Investing in the Future of Food: FoodShot Global invests in ‘Soil 3.0’ to help feed a growing population

Entrepreneurs making “truly transformative” change that goes beyond incremental advancements often need more time to deliver investment returns than venture capital and private equity can afford, which is why FoodShot Global created a “collaborative capital investment platform” that offers a “capital continuum” to support long-term transformations to the food system.

As the non-profit investment platform nears its one-year anniversary, it is celebrating by giving a combination of prize money and investment funds to the winners of its first MoonShot Challenge, which focused on Innovating Soil 3.0.

The winners announced last week include Trace Genomics, which received investment funding from FoodShot Venture Partner, S2G Ventures, for the development of the first analytics engine that learns as it maps living soil. In addition, a $250,000 GroundBreaker Prize went to Dr. Keith Paustian for developing a COMET tool systems, which increase cop yield by analyzing the soil’s DNA. A second $250,000 GroundBreaker Prize went to a Dr. Gerlinde De Deyn, a professor of soil ecology, for her work in plant-biodiversity, trait-based approaches to plant-soil interactions and more. And a final $35,000 prize went to Dr.

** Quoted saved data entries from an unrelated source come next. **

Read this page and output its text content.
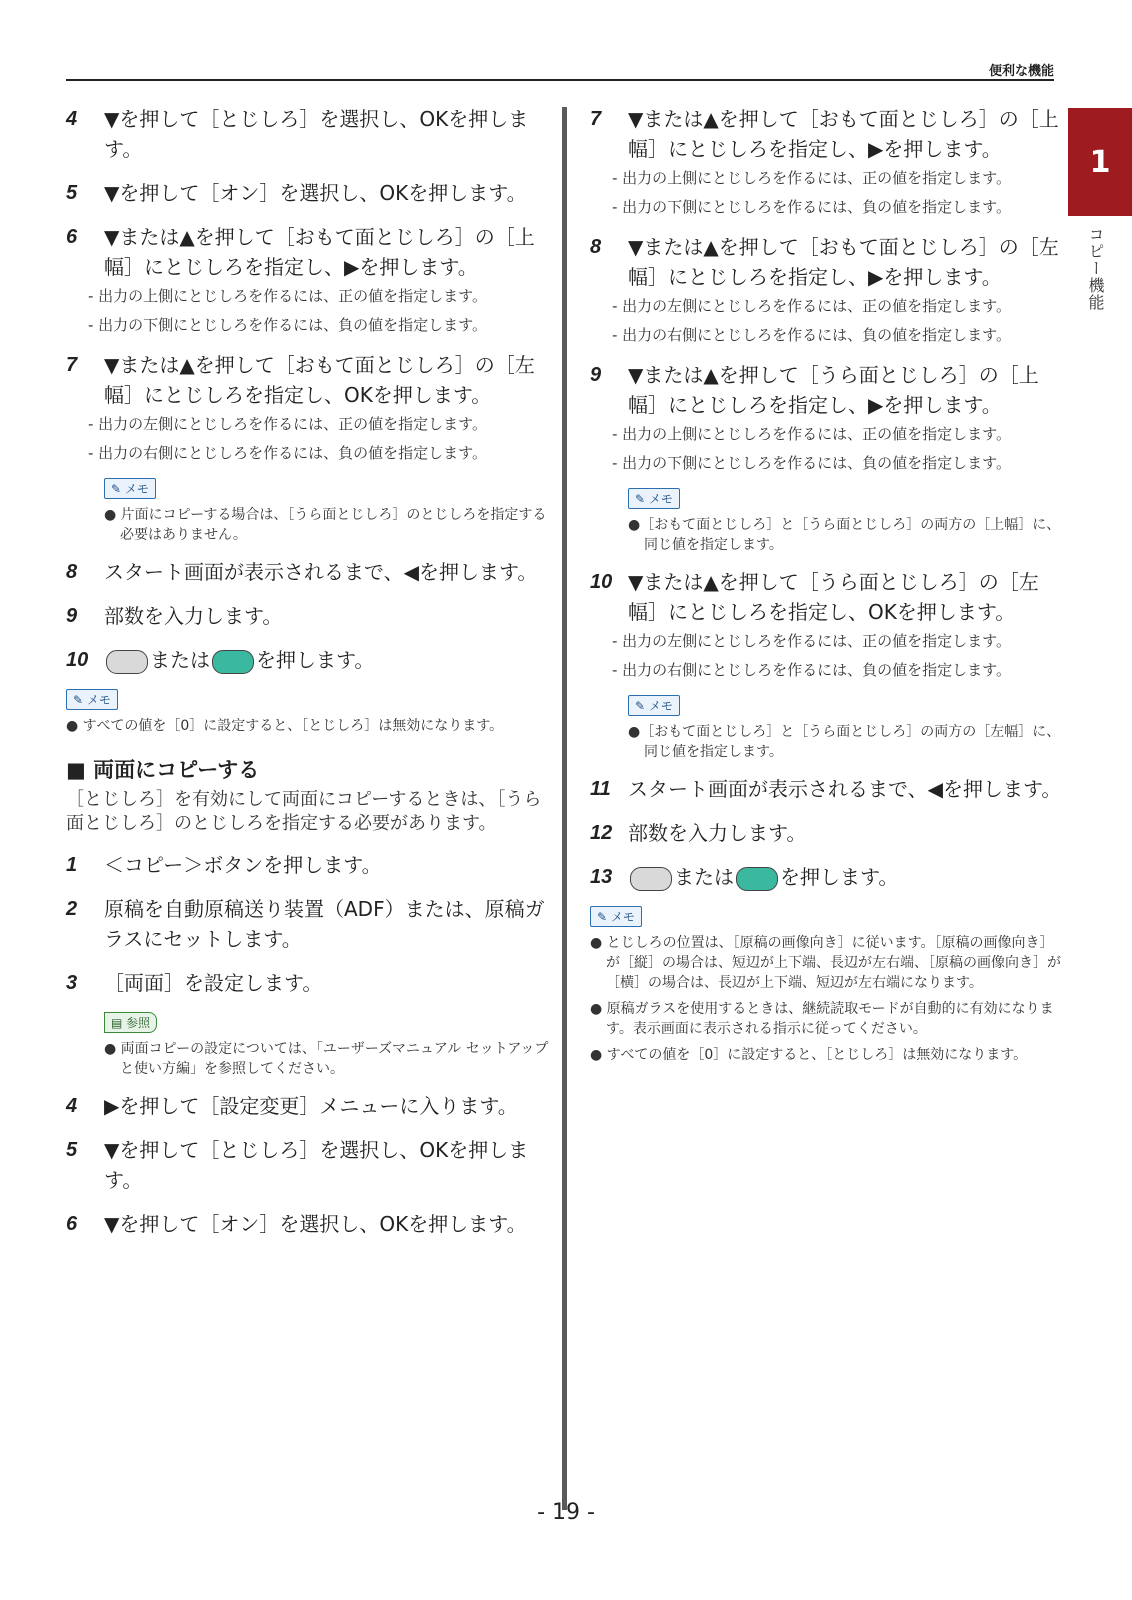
便利な機能
1
コピー機能
4	▼を押して［とじしろ］を選択し、OKを押します。
5	▼を押して［オン］を選択し、OKを押します。
6	▼または▲を押して［おもて面とじしろ］の［上幅］にとじしろを指定し、▶を押します。
- 出力の上側にとじしろを作るには、正の値を指定します。
- 出力の下側にとじしろを作るには、負の値を指定します。
7	▼または▲を押して［おもて面とじしろ］の［左幅］にとじしろを指定し、OKを押します。
- 出力の左側にとじしろを作るには、正の値を指定します。
- 出力の右側にとじしろを作るには、負の値を指定します。
✎ メモ
● 片面にコピーする場合は、［うら面とじしろ］のとじしろを指定する必要はありません。
8	スタート画面が表示されるまで、◀を押します。
9	部数を入力します。
10	または を押します。
✎ メモ
● すべての値を［0］に設定すると、［とじしろ］は無効になります。
■ 両面にコピーする
［とじしろ］を有効にして両面にコピーするときは、［うら面とじしろ］のとじしろを指定する必要があります。
1	＜コピー＞ボタンを押します。
2	原稿を自動原稿送り装置（ADF）または、原稿ガラスにセットします。
3	［両面］を設定します。
▤ 参照
● 両面コピーの設定については、「ユーザーズマニュアル セットアップと使い方編」を参照してください。
4	▶を押して［設定変更］メニューに入ります。
5	▼を押して［とじしろ］を選択し、OKを押します。
6	▼を押して［オン］を選択し、OKを押します。
7	▼または▲を押して［おもて面とじしろ］の［上幅］にとじしろを指定し、▶を押します。
- 出力の上側にとじしろを作るには、正の値を指定します。
- 出力の下側にとじしろを作るには、負の値を指定します。
8	▼または▲を押して［おもて面とじしろ］の［左幅］にとじしろを指定し、▶を押します。
- 出力の左側にとじしろを作るには、正の値を指定します。
- 出力の右側にとじしろを作るには、負の値を指定します。
9	▼または▲を押して［うら面とじしろ］の［上幅］にとじしろを指定し、▶を押します。
- 出力の上側にとじしろを作るには、正の値を指定します。
- 出力の下側にとじしろを作るには、負の値を指定します。
✎ メモ
●［おもて面とじしろ］と［うら面とじしろ］の両方の［上幅］に、同じ値を指定します。
10 ▼または▲を押して［うら面とじしろ］の［左幅］にとじしろを指定し、OKを押します。
- 出力の左側にとじしろを作るには、正の値を指定します。
- 出力の右側にとじしろを作るには、負の値を指定します。
✎ メモ
●［おもて面とじしろ］と［うら面とじしろ］の両方の［左幅］に、同じ値を指定します。
11 スタート画面が表示されるまで、◀を押します。
12 部数を入力します。
13	または を押します。
✎ メモ
● とじしろの位置は、［原稿の画像向き］に従います。［原稿の画像向き］が［縦］の場合は、短辺が上下端、長辺が左右端、［原稿の画像向き］が［横］の場合は、長辺が上下端、短辺が左右端になります。
● 原稿ガラスを使用するときは、継続読取モードが自動的に有効になります。表示画面に表示される指示に従ってください。
● すべての値を［0］に設定すると、［とじしろ］は無効になります。
- 19 -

Dorn Cox for his vision in developing the Open Technology Ecosystem for Agriculture Management, which provides universal access to site specific global agriculture knowledge.

In this episode of FoodNavigator-USA’s Investing in the Future of Food, the founder of FoodShot Global, Victor Friedberg, shares why the non-profit is investing in soil development, how it relates to the CPG industry and why a combination of resources is necessary for the long-term success of entrepreneurs seeking transformative change.

‘A new epic’

FoodShot Global was created as a global collaborative effort by a consortium of mission-aligned venture funds, banks, corporations, universities and foundations that all shared an interest in creating a food system that is “healthy, sustainable and equitable,” said Friedberg, who also is a venture capitalist and the co-founder of S2G Ventures.

He explained to FoodNavigator-USA that he has always believed that science, technology, investment, innovation and entrepreneurs are fundamental change agents in reaching that goal, but that none of them can achieve it on their own.

“This is going to have to be a collaborative effort, and that was the spark for FoodShot Global,” he said.

He added that the collaboration is focused on finding solutions to the “macro consequences” of “how we produce, manufacturer, transport, package, and consume food,” all of which are “major drivers crashing through planetary boundaries and landing us in to this new epic.”

This new epic “is being defined for the first time not on geographical, geological and species change, but instead on scientific assessment that many is having a direct impact on the fundamental nature of the planet.”

Given the vast scope of the challenge, Friedberg added that FoodShot Global is not looking for incremental change, but rather “moonshots for better food.”

Given that moonshots often need more funding and a longer-time frame for returns, FoodShot Global is bringing together patient capital, such as prize money, with shorter-term investments such as from venture capitalists and private equity to create a “capital continuum,” Friedberg said.

“Prize dollars and grants can be an early research, then the venture groups can come in and do that first commercialization investment, and then the founders can come in with PRI dollars, related investments and then growth funds can come in. After that, you get this longer-time horizon, which is soft of the right runway for truly transformative innovations,” he explained.

Soil 3.0

But why invest first in soil? And why “soil 3.0”? As Friedberg explains, healthy soil is fundamental to healthy food, which not only is key to feeding a growing population but also a fundamental sales drive in the food and beverage space currently.

“Soil sort of started is journey as a rich complex evolutionary eco system that was the root for agriculture,” which was “soil 1.0,” but over the years it evolved with the use of synthetic fertilizers to become “a delivery system for chemicals to fight weeds, pests and to enhance yields,” which became “soil 2.0” and worked for a few hundred years, Friedberg said.

But, he added, the approach to agriculture characterized by soil 2.0 is no longer returning the yields and support needed to feed the growing population – prompting FoodShot to invest in the next phase of soil health – or soil 3.0 – which can help ensure there is sufficient food for the future.

He tied this back to the CPG industry by noting that the consumer “ultimately drives the entire system,” and shoppers’ increasing desire for nutritious and organic food is putting pressure on manufacturers to find farmers who are actively involved in the development of soil 3.0.

“Soil needs to be the starting point for those CPG brands to hold that promise to their consumer and bring more transparency, more flavor, more nutrition to that, and you don’t get there without soil,” he concluded.